As every gay New Yorker knows, each weekend the streets of lower Manhattan are flooded with LGBT teenagers escaping their often dangerous situations in northern New Jersey, where there is no safe place for them to be themselves. But finally, Newark is working on making things more welcoming at home.
For the past six months, city and school officials have been meeting with gay advocates from the Newark Pride Alliance to start an after-school program for Lesbian Gay Bisexual Transgender Questioning (LGBTQ) youths in the city. It would be the first center of its kind in Newark to deal with an often-ostracized population of young people. Booker mentioned the program in his State of the City speech, saying he would not tolerate harassment of city youth because of their sexual orientation. If everything works out, organizers said, the program will start out in a city school this fall and put Newark on the map with other cities that have been providing services for gay and lesbian youths for years.

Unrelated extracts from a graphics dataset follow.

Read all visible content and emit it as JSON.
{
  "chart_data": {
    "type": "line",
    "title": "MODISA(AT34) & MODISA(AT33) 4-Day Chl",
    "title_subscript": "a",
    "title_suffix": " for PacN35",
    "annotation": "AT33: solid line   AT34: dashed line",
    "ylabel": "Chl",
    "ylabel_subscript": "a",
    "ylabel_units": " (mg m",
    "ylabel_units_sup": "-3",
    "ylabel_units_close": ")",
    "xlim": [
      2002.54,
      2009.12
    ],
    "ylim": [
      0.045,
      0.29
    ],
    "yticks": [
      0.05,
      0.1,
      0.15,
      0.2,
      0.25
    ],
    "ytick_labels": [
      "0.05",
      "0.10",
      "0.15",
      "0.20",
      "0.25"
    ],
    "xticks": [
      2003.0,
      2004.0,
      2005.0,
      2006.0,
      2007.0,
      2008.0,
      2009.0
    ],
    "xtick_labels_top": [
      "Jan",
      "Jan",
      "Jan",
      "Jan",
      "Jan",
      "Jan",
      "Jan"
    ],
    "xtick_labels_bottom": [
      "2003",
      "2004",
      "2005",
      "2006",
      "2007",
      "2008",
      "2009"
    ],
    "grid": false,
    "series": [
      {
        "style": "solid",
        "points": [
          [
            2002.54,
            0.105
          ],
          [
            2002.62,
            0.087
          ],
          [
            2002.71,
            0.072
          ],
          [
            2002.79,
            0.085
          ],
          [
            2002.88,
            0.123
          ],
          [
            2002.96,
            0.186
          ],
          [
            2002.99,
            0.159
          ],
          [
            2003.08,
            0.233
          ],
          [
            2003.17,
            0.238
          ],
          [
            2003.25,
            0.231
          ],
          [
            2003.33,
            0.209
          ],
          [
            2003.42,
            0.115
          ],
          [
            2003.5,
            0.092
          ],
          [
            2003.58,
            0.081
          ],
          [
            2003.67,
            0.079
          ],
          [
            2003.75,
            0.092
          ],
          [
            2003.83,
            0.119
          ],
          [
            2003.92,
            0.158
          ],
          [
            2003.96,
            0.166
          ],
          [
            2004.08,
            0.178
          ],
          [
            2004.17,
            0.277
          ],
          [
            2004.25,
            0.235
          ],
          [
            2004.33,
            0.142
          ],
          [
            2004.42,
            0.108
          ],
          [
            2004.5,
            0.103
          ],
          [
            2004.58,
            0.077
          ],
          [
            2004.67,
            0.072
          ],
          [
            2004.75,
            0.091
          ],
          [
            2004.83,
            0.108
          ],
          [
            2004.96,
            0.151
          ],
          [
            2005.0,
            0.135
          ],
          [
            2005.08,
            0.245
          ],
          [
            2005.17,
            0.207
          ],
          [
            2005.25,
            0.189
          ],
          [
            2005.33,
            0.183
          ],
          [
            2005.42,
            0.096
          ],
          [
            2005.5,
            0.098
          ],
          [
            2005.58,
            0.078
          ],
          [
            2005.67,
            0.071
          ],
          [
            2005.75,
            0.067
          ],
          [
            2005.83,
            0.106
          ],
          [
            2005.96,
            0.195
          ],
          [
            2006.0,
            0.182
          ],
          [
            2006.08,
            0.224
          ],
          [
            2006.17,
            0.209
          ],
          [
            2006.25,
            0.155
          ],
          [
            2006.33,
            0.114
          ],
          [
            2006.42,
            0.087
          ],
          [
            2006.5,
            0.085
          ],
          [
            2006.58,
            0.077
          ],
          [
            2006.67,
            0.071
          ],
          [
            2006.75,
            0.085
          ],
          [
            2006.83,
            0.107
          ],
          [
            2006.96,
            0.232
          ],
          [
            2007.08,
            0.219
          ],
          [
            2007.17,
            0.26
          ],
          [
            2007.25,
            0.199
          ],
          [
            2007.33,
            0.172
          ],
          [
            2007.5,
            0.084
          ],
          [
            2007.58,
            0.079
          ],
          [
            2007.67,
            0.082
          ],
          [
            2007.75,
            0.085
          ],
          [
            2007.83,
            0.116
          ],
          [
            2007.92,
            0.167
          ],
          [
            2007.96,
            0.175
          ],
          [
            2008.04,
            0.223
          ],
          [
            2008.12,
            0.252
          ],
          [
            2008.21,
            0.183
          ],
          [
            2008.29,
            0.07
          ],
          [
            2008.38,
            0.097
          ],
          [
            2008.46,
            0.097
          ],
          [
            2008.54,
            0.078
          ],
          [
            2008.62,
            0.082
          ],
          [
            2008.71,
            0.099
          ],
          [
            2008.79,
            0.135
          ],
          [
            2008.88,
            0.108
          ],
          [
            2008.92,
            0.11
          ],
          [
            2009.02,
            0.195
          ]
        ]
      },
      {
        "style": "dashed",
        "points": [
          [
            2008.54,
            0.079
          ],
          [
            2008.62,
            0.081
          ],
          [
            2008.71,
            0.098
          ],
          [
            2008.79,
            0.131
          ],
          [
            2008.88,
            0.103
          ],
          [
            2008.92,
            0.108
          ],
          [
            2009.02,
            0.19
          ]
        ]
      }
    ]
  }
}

“To put it simply, it’s been a long time coming,” said James Credle, executive director of the alliance. “Too many people treat them as less than human.” The program will be modeled after one run by the Hetrick-Martin Institute, a 30-year-old organization that serves LGBTQ youth in New York City. The institute deals with 1,000 youths a year from more than 200 ZIP codes in the metropolitan area and helps another 2,500 through outreach. Newark kids figure into that number, because they don’t have many options in New Jersey’s largest city.
Newark’s program will include social activities, HIV education, suicide prevention, and career counseling.